The on-target sites were amplified from genomic DNA using Super-Fidelity DNA polymerase (P505-d3, Vazyme) and the primers listed in Table S4. The PCR products were purified and subjected to high-throughput sequencing using an Illumina HiSeq X Ten (2 × 150) platform to obtain at least 1 million reads for each DNA sample. The adaptor pair from the pair-end reads was removed using AdapterRemoval version 2.2, and pair-end read alignments of 11 or more bases were combined into a single consensus read. All processed reads were then mapped to the target sequences using the BWA-MEM algorithm (BWA v0.7.16). For each target site, the mutation rate was calculated using bam-readcount with the following parameters: −q = 20, −b = 30. Indels were calculated based on reads containing at least one inserted or deleted nucleotide in the protospacer. Indel frequency was calculated as the number of indel-containing reads/total mapped reads.
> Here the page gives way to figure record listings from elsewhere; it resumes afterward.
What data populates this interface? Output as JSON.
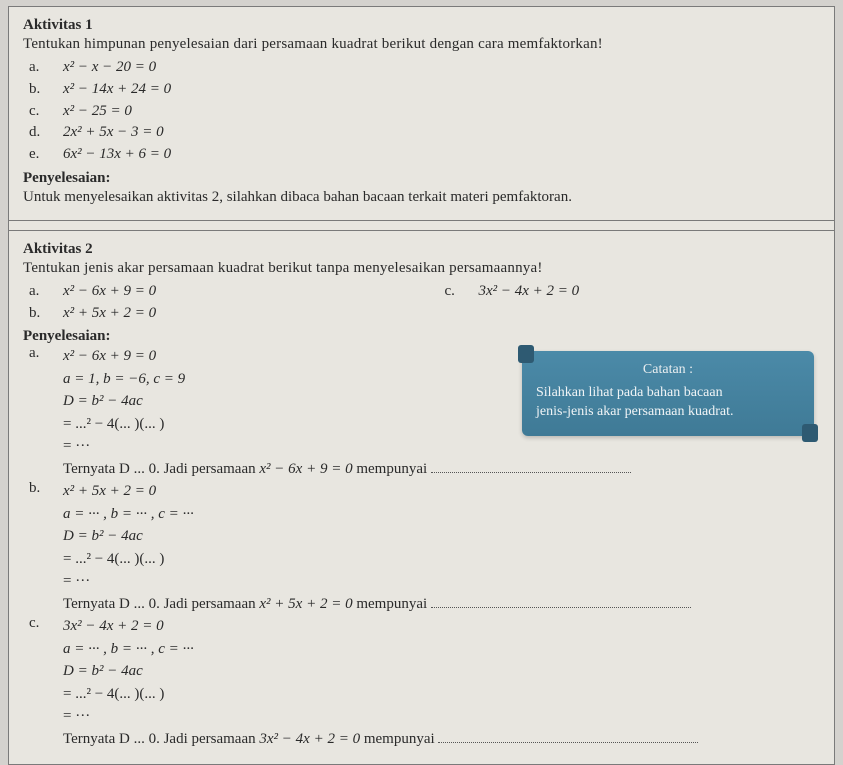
{
  "act1": {
    "title": "Aktivitas 1",
    "prompt": "Tentukan himpunan penyelesaian dari persamaan kuadrat berikut dengan cara memfaktorkan!",
    "items": [
      {
        "label": "a.",
        "eq": "x² − x − 20 = 0"
      },
      {
        "label": "b.",
        "eq": "x² − 14x + 24 = 0"
      },
      {
        "label": "c.",
        "eq": "x² − 25 = 0"
      },
      {
        "label": "d.",
        "eq": "2x² + 5x − 3 = 0"
      },
      {
        "label": "e.",
        "eq": "6x² − 13x + 6 = 0"
      }
    ],
    "subhead": "Penyelesaian:",
    "note": "Untuk menyelesaikan aktivitas 2, silahkan dibaca bahan bacaan terkait materi pemfaktoran."
  },
  "act2": {
    "title": "Aktivitas 2",
    "prompt": "Tentukan jenis akar persamaan kuadrat berikut tanpa menyelesaikan persamaannya!",
    "qa": {
      "label": "a.",
      "eq": "x² − 6x + 9 = 0"
    },
    "qb": {
      "label": "b.",
      "eq": "x² + 5x + 2 = 0"
    },
    "qc": {
      "label": "c.",
      "eq": "3x² − 4x + 2 = 0"
    },
    "subhead": "Penyelesaian:",
    "callout": {
      "title": "Catatan :",
      "l1": "Silahkan lihat pada bahan bacaan",
      "l2": "jenis-jenis akar persamaan kuadrat."
    },
    "sol_a": {
      "label": "a.",
      "l1": "x² − 6x + 9 = 0",
      "l2": "a = 1, b = −6, c = 9",
      "l3": "D = b² − 4ac",
      "l4": "= ...² − 4(... )(... )",
      "l5": "= ···",
      "l6a": "Ternyata D ... 0. Jadi persamaan ",
      "l6b": "x² − 6x + 9 = 0",
      "l6c": " mempunyai "
    },
    "sol_b": {
      "label": "b.",
      "l1": "x² + 5x + 2 = 0",
      "l2": "a = ··· , b = ··· , c = ···",
      "l3": "D = b² − 4ac",
      "l4": "= ...² − 4(... )(... )",
      "l5": "= ···",
      "l6a": "Ternyata D ... 0. Jadi persamaan ",
      "l6b": "x² + 5x + 2 = 0",
      "l6c": " mempunyai "
    },
    "sol_c": {
      "label": "c.",
      "l1": "3x² − 4x + 2 = 0",
      "l2": "a = ··· , b = ··· , c = ···",
      "l3": "D = b² − 4ac",
      "l4": "= ...² − 4(... )(... )",
      "l5": "= ···",
      "l6a": "Ternyata D ... 0. Jadi persamaan ",
      "l6b": "3x² − 4x + 2 = 0",
      "l6c": " mempunyai "
    }
  },
  "style": {
    "bg": "#e8e6e0",
    "callout_bg": "#4b8aa8",
    "text_color": "#2a2a2a",
    "font_size": 15
  }
}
The potential off-target sites of i-Silence edited mice were predicted by Cas-OFFinder (http://www.rgenome.net/cas-offinder/). The top 18 predicted potential off-target sites were analyzed with deep sequencing. The primers used for deep sequencing are listed in Table S5, and the potential off-target site information is provided in Table S6.

WGS Analysis

For the WGS, mouse tail genome DNA was isolated using a phenol-chloroform method. WGS libraries were prepared using standard protocols for the Illumina HiSeq X Ten platform at the Novogene Bioinformatics Institute (Beijing, China). The resulting clean reads were aligned to the reference mouse GRCm38 assembly with BWA v0.7.16 using default parameters. After duplicated reads were removed with Sambamba v0.6.7, the sequence was realigned by using the Genome Analysis Toolkit (GATK v3.7) IndelRealigner. To identify variants, the GATK HaplotypeCaller was used with the following parameters: (1) sequencing depth >1/3× and <3×; (2) variant confidence/quality by depth >2; (3) root mean square (RMS) mapping quality (MQ) >40.0; (4) Phred-scaled p value using Fisher’s exact test to detect strand bias <60; (5) Z score from the Wilcoxon rank sum test of Alt versus Ref read MQs (MQRankSum) greater than −12.5; and (6) Z score from the Wilcoxon rank sum test of Alt versus Ref read position bias (ReadPosRankSum) greater than −8. After filtering out variants found in the dbSNP and in the wild-type genome, potential off-target sites were predicted by CasOT-1.0, considering up to a 2-bp mismatch in the seed region and a 5-bp mismatch in the non-seed region with NGG PAM.

Statistical Analysis

The results were obtained from three independent experiments and are presented as the mean ± SD. Statistical analyses and graphing were carried out using GraphPad Prism 7.0. The p values were calculated with two-tailed Student’s t tests.

Data Availability

All of the deep sequencing data were deposited in National Omics Data Encyclopedia (NODE) under the project accession no. NODE: OEP000323. All other data are available upon reasonable request.

Author Contributions

X.M., F.Z., and X.H. conceived of and designed the project. X.W. and Z.L. performed the majority of experiments with technical assistance from G.L., L.D., L.H., Y.M., C.L., G.Y., and M.L. S.H. and L.D. analyzed the data. X.W., F.Z. and G.L. wrote the manuscript with review comments from all authors. X.M. and X.H. edited the paper. X.M. and F.Z. supervised and managed the project.

Conflicts of Interest

The authors declare no competing interests.